Optional: 2 Tbsp. soy milk powder-- this gives you a thicker yogurt, but it's just fine without it.

1. Put your soymilk in a small heavy-bottomed saucepan over medium-low heat, stirring occasionally with a spoon (not a whisk-- that makes the milk too foamy on top.) Heat it like this until it reaches 180 degrees F. I like to keep it over low heat at 180 for about 10 minutes before cooling it down, because this helps give you a thicker end product. Then, remove it from the heat, and check the temperature every few minutes. Once it reaches 120 degrees, you can pour it into your yogurt-making bowl or jar and stir in your yogurt starter. If it's a little cooler that 120 that's ok, but hotter than that and you might kill your starter bacteria, and then your end product will be a bowl of lukewarm milk and you'll be upset. The ideal temperature for yogurtization is between 115 and 120 degrees.

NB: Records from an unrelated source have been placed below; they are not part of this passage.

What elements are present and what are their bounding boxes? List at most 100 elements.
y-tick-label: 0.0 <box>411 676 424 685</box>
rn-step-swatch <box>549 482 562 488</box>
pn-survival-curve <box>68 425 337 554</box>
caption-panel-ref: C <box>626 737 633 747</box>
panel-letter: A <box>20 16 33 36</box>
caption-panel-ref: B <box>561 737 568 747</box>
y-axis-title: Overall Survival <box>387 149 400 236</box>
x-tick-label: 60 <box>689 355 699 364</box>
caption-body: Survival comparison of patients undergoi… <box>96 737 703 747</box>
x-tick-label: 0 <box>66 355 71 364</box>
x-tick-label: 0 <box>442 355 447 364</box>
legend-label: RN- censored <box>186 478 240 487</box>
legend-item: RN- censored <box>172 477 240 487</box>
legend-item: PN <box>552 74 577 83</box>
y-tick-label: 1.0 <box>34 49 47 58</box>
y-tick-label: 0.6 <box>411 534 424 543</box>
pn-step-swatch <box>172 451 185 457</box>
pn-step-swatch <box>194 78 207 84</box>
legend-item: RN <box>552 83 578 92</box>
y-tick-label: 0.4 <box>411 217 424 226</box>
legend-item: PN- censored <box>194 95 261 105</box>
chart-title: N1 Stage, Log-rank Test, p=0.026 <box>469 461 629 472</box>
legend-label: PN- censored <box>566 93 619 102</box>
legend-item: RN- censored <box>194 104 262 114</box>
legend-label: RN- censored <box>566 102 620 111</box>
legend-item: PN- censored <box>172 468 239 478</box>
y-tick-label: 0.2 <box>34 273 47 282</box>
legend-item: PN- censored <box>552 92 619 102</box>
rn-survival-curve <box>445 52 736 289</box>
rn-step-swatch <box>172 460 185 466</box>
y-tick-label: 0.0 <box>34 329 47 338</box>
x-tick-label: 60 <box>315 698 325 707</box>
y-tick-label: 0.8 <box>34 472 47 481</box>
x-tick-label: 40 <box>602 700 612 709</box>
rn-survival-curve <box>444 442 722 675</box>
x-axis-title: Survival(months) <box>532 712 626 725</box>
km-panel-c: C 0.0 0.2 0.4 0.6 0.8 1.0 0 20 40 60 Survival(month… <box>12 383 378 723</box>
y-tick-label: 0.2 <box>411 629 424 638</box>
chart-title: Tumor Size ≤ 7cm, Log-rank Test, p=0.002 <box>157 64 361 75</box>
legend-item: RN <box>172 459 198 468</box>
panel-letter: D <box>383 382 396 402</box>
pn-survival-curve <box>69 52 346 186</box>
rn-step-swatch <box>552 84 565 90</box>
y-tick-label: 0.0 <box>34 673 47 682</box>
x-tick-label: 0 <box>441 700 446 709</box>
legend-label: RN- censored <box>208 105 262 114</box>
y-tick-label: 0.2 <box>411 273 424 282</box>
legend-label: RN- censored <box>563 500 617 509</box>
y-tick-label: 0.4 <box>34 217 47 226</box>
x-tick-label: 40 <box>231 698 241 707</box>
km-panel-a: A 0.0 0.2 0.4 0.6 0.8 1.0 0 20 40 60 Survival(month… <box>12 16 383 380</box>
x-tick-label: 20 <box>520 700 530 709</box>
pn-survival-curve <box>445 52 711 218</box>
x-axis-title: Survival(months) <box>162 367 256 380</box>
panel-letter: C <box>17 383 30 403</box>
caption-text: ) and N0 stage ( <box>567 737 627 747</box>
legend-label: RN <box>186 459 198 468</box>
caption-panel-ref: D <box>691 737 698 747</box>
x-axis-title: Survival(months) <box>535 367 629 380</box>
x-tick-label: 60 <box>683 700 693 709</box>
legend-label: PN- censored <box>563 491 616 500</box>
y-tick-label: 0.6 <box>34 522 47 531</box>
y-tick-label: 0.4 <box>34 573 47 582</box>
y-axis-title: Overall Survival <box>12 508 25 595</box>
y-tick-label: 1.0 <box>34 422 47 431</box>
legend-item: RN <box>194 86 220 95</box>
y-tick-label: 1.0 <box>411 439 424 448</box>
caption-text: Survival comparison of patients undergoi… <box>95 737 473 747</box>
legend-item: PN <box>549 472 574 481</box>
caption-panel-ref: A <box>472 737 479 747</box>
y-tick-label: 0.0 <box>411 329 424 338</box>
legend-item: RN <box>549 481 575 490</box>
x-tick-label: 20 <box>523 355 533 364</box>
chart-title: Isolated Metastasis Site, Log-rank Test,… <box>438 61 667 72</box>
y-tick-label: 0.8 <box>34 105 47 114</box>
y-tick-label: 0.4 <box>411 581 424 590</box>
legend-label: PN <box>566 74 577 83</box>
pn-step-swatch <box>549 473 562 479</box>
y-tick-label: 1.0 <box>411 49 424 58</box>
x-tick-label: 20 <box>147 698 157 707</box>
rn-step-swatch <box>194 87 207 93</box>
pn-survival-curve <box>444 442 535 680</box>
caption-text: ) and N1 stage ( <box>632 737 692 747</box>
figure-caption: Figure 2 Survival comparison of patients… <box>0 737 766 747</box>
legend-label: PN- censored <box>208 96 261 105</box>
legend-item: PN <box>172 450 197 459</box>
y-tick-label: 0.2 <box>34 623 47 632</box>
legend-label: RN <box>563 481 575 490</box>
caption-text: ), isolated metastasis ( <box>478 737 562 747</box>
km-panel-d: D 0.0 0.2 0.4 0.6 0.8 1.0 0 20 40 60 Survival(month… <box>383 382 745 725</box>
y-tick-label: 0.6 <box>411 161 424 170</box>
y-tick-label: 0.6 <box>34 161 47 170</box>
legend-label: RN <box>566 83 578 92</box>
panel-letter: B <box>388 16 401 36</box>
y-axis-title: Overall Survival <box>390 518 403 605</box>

2. Now for the boring part: place your bowl in whatever warm location you've chosen and wait. You'll want to checck the temperature periodically to make sure it's still warm. I just touch the side of the bowl to do this-- what you want is for the bowl to feel just a little warmer than body temperature. After four hours, start giving the bowl a little jiggle to check the texture. You can also taste-test it with a clean spoon. (Seriously, make sure the spoon is clean, and no double dipping!) If it's still runny, continue to keep it warm. This can take a long time, and that's ok! I find that it typically takes 12-16 hours to get to the consistency I'm looking for. Just be patient! Once it's thickened, put it in the fridge to chill.

3. Optional: Straining, to make Greek-style yogurt
If you want to strain your yogurt to make it thicker, you'll need a mesh strainer and some cheesecloth or large basket-style paper coffee filters. Line the strainer with the coffee filter or cheesecloth, place it over a bowl, and pour in the yogurt. Cover it with plastic wrap and put it in the fridge to drain for 2-4 hours. Keep checking it until it's the thickness you like. The translucent, pale yellow whey that drains into the bowl can be used for cooking or smoothies, if you want.

4. Now you get to eat yogurt! Put some granola and fruit on there and enjoy! It also makes an awesome yogurt sauce for savory dishes (think raita, tzatziki, that kind of thing) but that's a post for another day.

A note about yogurt failures: Sometimes a batch just doesn't turn out. If your yogurt never thickens, if you want you can reheat, cool it down again, and re-inoculate with some more of the starter yogurt, and try again. This sometimes works, but not always. And don't be too bummed if it doesn't turn out! Cultured foods can be tricky, but you'll get the hang of it as you make more batches.